Criteria for a Set to be Closed in a Metric Space

Criteria for a Set to be Closed in a Metric Space

Recall from the Adherent, Accumulation and Isolated Points in Metric Spaces page that if $(M, d)$ is a metric space and $S \subseteq M$ then:

• A point $x \in M$ is said to be an adherent point of $S$ if every ball centered at $x$ contains points of $S$, that is, for all $r > 0$ we have that $B(x, r) \cap S \neq \emptyset$.
• A point $x \in M$ is said to be an accumulation point of $S$ if every ball centered at $x$ contains points of $S$ different from $x$, that is, for all $r > 0$ we have that $B(x, r) \cap S \setminus \{ x \} \neq \emptyset$.
• A point $x \in S$ is said to be an isolated point of $S$ if there exists a ball centered at $x$ that contains no other points of $S$, that is, there exists an $r_0 > 0$ such that $B(x, r_0) \cap S = \emptyset$.

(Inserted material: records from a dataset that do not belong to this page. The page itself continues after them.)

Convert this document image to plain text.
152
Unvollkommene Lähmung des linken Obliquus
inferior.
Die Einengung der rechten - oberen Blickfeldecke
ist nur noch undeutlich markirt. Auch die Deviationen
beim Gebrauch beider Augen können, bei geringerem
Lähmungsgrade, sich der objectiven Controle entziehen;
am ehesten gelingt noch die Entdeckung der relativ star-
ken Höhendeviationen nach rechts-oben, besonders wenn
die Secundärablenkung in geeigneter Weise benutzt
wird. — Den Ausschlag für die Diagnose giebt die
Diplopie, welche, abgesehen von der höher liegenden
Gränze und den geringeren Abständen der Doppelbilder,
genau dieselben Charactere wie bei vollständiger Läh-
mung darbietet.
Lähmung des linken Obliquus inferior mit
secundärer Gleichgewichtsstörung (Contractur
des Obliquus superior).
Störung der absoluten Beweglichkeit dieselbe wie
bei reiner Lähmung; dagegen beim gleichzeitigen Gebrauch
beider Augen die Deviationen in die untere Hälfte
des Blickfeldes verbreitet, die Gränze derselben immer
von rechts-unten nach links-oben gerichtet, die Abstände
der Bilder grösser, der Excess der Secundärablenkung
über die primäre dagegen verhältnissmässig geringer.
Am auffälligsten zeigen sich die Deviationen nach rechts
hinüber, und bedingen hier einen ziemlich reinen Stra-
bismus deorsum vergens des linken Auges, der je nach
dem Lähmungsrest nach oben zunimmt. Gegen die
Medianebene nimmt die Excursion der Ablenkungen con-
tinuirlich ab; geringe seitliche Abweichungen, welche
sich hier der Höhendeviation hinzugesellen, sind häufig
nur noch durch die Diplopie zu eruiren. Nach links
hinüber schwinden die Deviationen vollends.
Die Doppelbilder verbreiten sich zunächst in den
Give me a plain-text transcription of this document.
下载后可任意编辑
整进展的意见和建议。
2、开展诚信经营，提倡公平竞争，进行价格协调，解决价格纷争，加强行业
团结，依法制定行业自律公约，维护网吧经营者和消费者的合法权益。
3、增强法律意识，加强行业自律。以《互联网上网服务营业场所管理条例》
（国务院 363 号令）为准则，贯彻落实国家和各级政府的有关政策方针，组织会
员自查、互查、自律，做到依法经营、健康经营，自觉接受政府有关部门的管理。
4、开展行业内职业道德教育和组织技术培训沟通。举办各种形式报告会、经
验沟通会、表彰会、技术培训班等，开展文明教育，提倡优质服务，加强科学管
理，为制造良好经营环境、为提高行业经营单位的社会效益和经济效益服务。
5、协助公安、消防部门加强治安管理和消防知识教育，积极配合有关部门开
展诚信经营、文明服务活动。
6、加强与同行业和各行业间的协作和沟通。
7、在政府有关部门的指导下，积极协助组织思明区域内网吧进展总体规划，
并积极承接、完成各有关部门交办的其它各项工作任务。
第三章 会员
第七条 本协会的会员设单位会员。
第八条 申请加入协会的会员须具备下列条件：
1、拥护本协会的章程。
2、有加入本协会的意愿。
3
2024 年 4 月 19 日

We will now look at a nice theorem which gives us criteria for the set $S$ to be closed with regards to adherent and accumulation points.

 Theorem 1: Let $(M, d)$ be a metric space and let $S \subseteq M$. Then the following statements are equivalent: a) $S$ is a closed set in $M$. b) $S$ contains all of its adherent points. c) $S$ contains all of its accumulation points.
• Proof of $a) \implies b)$: Let $S$ be a closed set. Then $S^c = M \setminus S$ is an open set. Suppose that $S$ does not contain all of its adherent points. Then there exists an $x \in S^c = M \setminus S$ such that all ball centered at $x$ contains points of $S$, i.e., for all $r > 0$ we have that:
(1)
\begin{align} \quad B(x, r) \cap S \neq \emptyset \end{align}
• Since $S^c$ is an open set we have that there exists a ball centered at $x$ with radius $r_0 > 0$ such that:
(2)
\begin{align} \quad x \in B(x, r_0) \subseteq S^c = M \setminus S \end{align}
• But $x \not \in S$ and $B(x, r_0) \subseteq M \setminus S$ so $(B,x, r_0) \cap S = \emptyset$ which is a contradiction to the assumption that $S$ does not contain all of its adherent points. Hence if $S$ is closed then $S$ contains all of its adherent points.
• Proof of $b) \implies c)$ Suppose that $S$ contains all of its adherent points. Every accumulation point is an adherent point, so $S$ also contains all of its accumulation points.
• Proof of $c) \implies a)$: Suppose that $S$ contains all of its accumulation points and assume that $S$ is not closed. Then $S^c$ is not open. So there exists a point $x \in S^c$ such that $x \not \in \mathrm{int} (S^c)$, i.e., for every ball centered at $x$ with radius $r$ we have that:
(3)
\begin{align} \quad B(x, r) \not \subseteq S^c \end{align}
• So for all $r > 0$ we must have that $B(x, r) \cap S \neq \emptyset$. Since $x \in S^c$, we have that $x \not \in S$ and so:
(4)
\begin{align} \quad B(x, r) \cap S = B(x, r) \cap S \setminus \{ x \} \neq \emptyset \end{align}
• But then $x \in S^c$ is an accumulation point of $S$ that is not contained in $S$ which is a contradiction. Hence the assumption that $S$ was not closed is false and so $S$ is closed. $\blacksquare$